In the mornings before school, he would turn to his wife in bed, and with his signature smile stretched across his face, he would say, “Today is a great day to be above the ground.”
Laughing, his wife, Cynthia, said in an interview this month, “I couldn’t get him to retire.”
And had he not fallen victim to the novel coronavirus, she added, “he would be at school with his students right now.”
At the time of his death, Victor Rapazzini was working with students with special needs at Sawyer Middle School.
‘He loved life’
Victor Rapazzini was born and raised in San Jose, California.
He was a man of purpose with many interests and passions, and as such, he did not have one true calling.

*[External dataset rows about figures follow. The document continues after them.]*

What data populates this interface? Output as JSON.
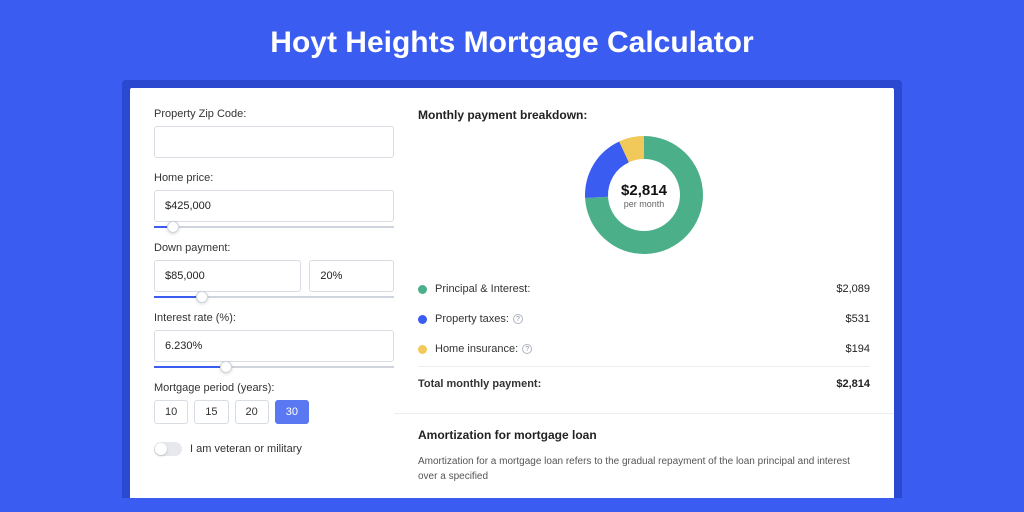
{
  "title": "Hoyt Heights Mortgage Calculator",
  "colors": {
    "page_bg": "#3a5cf0",
    "card_shadow": "#2a48d0",
    "card_bg": "#ffffff",
    "accent": "#3a5cf0",
    "principal": "#4bb08a",
    "taxes": "#3a5cf0",
    "insurance": "#f0c95a",
    "border": "#d8dce3",
    "text": "#333333"
  },
  "form": {
    "zip_label": "Property Zip Code:",
    "zip_value": "",
    "home_price_label": "Home price:",
    "home_price_value": "$425,000",
    "home_price_slider_pct": 8,
    "down_payment_label": "Down payment:",
    "down_payment_value": "$85,000",
    "down_payment_pct_value": "20%",
    "down_payment_slider_pct": 20,
    "interest_label": "Interest rate (%):",
    "interest_value": "6.230%",
    "interest_slider_pct": 30,
    "period_label": "Mortgage period (years):",
    "periods": [
      "10",
      "15",
      "20",
      "30"
    ],
    "period_selected": "30",
    "veteran_label": "I am veteran or military",
    "veteran_on": false
  },
  "breakdown": {
    "title": "Monthly payment breakdown:",
    "donut": {
      "amount": "$2,814",
      "sub": "per month",
      "slices": [
        {
          "label": "principal",
          "color": "#4bb08a",
          "value": 2089,
          "pct": 74.2
        },
        {
          "label": "taxes",
          "color": "#3a5cf0",
          "value": 531,
          "pct": 18.9
        },
        {
          "label": "insurance",
          "color": "#f0c95a",
          "value": 194,
          "pct": 6.9
        }
      ]
    },
    "rows": [
      {
        "label": "Principal & Interest:",
        "value": "$2,089",
        "color": "#4bb08a",
        "info": false
      },
      {
        "label": "Property taxes:",
        "value": "$531",
        "color": "#3a5cf0",
        "info": true
      },
      {
        "label": "Home insurance:",
        "value": "$194",
        "color": "#f0c95a",
        "info": true
      }
    ],
    "total_label": "Total monthly payment:",
    "total_value": "$2,814"
  },
  "amortization": {
    "title": "Amortization for mortgage loan",
    "text": "Amortization for a mortgage loan refers to the gradual repayment of the loan principal and interest over a specified"
  }
}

Instead, he lived a full and happy life, not bound to any one career or job.
In his lifetime, according to his wife, he also had been an ordained minister, a winery owner, an insurance agent and a boxer. In the early 1980s, following his college boxing career, he trained boxers Eddie Wright and Don Coates.
“He loved life,” Cynthia Rapazzini said. “He took advantage of every single day.”
Cynthia Rapazzini, 65, met her husband in 1977 in San Francisco. He was nearly 20 years her senior, already a father of three and married once, but Cynthia Rapazzini didn’t care.
She was drawn to his big, blue eyes and his childlike laughter. They were together from 1981 until his death last year, and they had one son together.
“He was my best friend,” Cynthia Rapazzini said. “This was truly a once in a lifetime love. I really believe that.”
Together they overcame many challenges, including the deaths of Victor Rapazzini’s two daughters, Erica and Andrea.
“We survived a lot together. He really changed my life,” Cynthia Rapazzini said. “I woudn’t be who I am now had he not been in my life.”
Moving on
The couple moved from Northern California to Las Vegas in 1996. Victor Rapazzini worked closely with a builder to give his wife the perfect home in the western valley, where they raised their son, Adrian.
Today, Cynthia Rapazzini still lives in the two-story house that “holds so many of their memories.”
Many of her husband’s belongings and photos have gone untouched in the year since his death.
But for months, Cynthia Rapazzini said, she couldn’t bear to look at his pictures, to be reminded of what she and her son had lost: their best friend and biggest support system.
Only in recent months has she been able to face her husband’s photos.
Her favorite now sits on her nightstand, and she talks to the photo when she wakes up and before she goes to sleep.
“I don’t know what moving on means,” she said. “I’m just doing the things that I have to do. Is there any kind of enjoyment or happiness or pleasure in my life right now? No, absolutely not. But maybe one day.”
In the meantime, both she and her son have started talking with a therapist.
“We had a good life,” Cynthia Rapazzini said. “And I’m trying to focus on that.”
In addition to his wife and their son, Victor Rapazzini leaves behind his son, Dominic, from a previous marriage.